For a listener, there is no possibility to decide which signals are derived from actual keystrokes nings.

To further complicate the life of one listeners, you can of course also let the address outputs A0-A3 be reprogrammable to inputs and below certain reception periods scan the keyboard through to use the outputs DO-D3 as address outputs.

Of course, the scan does not have to take place through either that the computer lays out a one on the address lines ao-a3 in the order shown in the example.
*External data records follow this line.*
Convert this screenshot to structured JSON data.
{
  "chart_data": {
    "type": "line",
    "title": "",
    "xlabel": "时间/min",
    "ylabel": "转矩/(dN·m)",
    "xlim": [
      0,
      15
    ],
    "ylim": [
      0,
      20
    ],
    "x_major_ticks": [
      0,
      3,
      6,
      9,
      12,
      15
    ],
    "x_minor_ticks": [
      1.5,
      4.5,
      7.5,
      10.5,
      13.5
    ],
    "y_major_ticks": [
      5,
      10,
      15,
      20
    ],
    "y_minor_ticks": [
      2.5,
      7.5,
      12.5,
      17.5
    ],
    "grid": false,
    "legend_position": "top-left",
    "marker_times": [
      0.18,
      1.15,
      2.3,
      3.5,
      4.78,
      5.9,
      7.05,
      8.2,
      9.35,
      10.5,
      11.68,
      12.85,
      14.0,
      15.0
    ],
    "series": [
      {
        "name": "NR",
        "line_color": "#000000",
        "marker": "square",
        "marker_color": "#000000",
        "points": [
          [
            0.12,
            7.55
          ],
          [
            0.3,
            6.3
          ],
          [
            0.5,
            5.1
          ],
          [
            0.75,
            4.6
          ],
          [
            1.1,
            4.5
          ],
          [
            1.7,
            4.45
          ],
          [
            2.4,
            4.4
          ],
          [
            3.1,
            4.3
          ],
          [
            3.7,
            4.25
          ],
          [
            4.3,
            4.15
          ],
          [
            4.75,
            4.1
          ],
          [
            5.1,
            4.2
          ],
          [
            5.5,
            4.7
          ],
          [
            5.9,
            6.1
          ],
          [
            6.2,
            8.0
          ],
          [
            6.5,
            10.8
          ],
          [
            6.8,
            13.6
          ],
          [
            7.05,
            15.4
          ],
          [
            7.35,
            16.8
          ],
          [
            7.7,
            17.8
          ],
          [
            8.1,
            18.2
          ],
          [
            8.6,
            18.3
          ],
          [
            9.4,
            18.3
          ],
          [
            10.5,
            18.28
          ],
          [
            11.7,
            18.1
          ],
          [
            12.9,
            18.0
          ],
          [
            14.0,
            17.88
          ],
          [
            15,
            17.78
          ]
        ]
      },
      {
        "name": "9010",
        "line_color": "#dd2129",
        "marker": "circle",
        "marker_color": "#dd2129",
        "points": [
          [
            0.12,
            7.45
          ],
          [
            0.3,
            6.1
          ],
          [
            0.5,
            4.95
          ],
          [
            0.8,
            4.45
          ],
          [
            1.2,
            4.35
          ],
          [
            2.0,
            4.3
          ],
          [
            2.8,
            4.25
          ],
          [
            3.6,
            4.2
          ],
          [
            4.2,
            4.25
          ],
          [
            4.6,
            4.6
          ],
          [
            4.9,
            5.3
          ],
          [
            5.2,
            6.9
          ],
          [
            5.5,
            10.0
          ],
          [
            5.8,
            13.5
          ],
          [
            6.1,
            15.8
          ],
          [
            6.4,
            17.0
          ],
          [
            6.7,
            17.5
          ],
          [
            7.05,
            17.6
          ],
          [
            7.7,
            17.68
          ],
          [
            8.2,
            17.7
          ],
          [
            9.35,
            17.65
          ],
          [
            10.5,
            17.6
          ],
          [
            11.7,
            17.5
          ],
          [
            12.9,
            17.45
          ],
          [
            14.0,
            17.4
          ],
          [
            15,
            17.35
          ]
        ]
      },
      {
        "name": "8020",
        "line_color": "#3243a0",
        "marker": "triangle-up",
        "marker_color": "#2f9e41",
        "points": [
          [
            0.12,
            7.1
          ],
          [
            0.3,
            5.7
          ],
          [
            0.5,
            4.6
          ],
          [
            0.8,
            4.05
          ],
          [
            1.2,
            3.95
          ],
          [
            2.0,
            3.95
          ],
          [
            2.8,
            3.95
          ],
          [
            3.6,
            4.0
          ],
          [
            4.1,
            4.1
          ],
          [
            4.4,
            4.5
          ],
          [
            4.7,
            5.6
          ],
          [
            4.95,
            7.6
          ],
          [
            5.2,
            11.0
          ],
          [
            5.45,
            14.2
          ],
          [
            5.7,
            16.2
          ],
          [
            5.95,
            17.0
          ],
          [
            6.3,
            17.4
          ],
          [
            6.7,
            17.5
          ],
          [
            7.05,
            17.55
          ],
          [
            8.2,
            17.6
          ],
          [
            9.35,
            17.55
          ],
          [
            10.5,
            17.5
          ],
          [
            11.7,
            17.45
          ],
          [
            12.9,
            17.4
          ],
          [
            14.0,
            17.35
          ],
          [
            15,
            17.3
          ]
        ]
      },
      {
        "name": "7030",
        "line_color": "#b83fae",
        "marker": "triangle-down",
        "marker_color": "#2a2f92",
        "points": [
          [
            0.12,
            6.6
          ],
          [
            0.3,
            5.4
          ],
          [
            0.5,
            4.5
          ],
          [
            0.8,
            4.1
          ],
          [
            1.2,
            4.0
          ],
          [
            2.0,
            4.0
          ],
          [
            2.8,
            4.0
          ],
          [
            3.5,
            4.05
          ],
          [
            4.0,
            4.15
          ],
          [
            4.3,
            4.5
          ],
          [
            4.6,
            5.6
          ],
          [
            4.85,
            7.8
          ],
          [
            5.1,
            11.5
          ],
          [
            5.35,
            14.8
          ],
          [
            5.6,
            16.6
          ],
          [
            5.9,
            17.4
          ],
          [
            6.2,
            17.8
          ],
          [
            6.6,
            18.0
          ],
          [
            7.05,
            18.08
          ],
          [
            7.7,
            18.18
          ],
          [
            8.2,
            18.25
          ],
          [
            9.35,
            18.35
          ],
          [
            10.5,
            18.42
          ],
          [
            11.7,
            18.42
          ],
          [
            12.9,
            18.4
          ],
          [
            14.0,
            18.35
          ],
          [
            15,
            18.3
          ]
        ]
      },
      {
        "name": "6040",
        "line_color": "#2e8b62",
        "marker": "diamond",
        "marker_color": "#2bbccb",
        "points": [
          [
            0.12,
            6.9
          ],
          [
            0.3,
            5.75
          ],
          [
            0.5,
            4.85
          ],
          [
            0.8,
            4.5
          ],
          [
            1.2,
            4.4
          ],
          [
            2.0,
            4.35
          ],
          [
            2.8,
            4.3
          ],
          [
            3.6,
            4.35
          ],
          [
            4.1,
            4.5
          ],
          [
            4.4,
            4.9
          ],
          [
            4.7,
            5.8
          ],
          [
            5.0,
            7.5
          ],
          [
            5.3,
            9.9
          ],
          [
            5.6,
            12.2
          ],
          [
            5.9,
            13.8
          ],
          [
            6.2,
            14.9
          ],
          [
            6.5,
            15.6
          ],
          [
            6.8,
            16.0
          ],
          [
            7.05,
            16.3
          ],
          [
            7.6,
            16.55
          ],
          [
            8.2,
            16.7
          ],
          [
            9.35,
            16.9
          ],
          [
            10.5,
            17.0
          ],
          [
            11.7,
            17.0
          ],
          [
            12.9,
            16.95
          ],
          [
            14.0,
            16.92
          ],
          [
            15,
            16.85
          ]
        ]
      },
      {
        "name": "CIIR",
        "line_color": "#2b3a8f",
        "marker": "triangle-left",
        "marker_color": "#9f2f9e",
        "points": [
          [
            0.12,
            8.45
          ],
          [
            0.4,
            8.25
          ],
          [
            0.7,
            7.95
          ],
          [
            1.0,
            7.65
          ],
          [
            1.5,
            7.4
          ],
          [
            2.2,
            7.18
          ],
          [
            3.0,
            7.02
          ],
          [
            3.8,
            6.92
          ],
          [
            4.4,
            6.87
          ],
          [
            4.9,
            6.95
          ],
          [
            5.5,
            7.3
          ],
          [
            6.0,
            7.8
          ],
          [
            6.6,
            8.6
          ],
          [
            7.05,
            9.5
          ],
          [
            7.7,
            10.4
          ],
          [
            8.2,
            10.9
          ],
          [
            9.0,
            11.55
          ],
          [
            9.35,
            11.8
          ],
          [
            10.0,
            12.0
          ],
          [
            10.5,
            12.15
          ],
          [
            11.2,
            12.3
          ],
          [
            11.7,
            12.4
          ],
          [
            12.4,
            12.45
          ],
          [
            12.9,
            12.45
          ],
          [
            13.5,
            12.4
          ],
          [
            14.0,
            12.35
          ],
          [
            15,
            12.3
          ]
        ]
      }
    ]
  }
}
This can be visible and even change from bike to bike.

Furthermore, the person skilled in the art realizes that one is equal can use negative logic, ie that zeros indicate real or simulated keystroke.

The present invention has been described with reference to 448 805 8 display to an ATM, but of course can the method according to the invention is used in all devices where secret information is entered via a keyboard and transferred to some form of treatment unit. Up- Furthermore, the finding is not limited to a 4 x 4 matrix. keyboard but can be applied to keyboards with different size and of different types.

Claims (5)

NF 448 803 PATENT REQUIREMENTS l. Ways to prevent unauthorized access of information entered into an apparatus by keystrokes on a keyboard (21) and transmitted from the keyboard in the form of electrical signals on electrical wires (ao-a3, do-d3) to a processing unit (23), characterized in that the processing unit (23) receives signals from the lines during reception time periods, and that the processing unit (23) between the reception time periods on said lines emits signals which simulate key depressions. 2. A method according to claim 1, characterized in that the maximum interval between two consecutive reception periods is substantially shorter than the shortest duration of a keystroke. 15 3. A method according to claim 1 or 2, characterized in that the duration of the intervals between the reception time periods is varied in a random manner. 4. A method according to claim 1, 2 or 3, characterized in that the duration of the simulated keystrokes 20 is varied in a random manner. 5. A method according to any one of the preceding claims, characterized in that the frequency of the simulated keystrokes is varied in a random manner.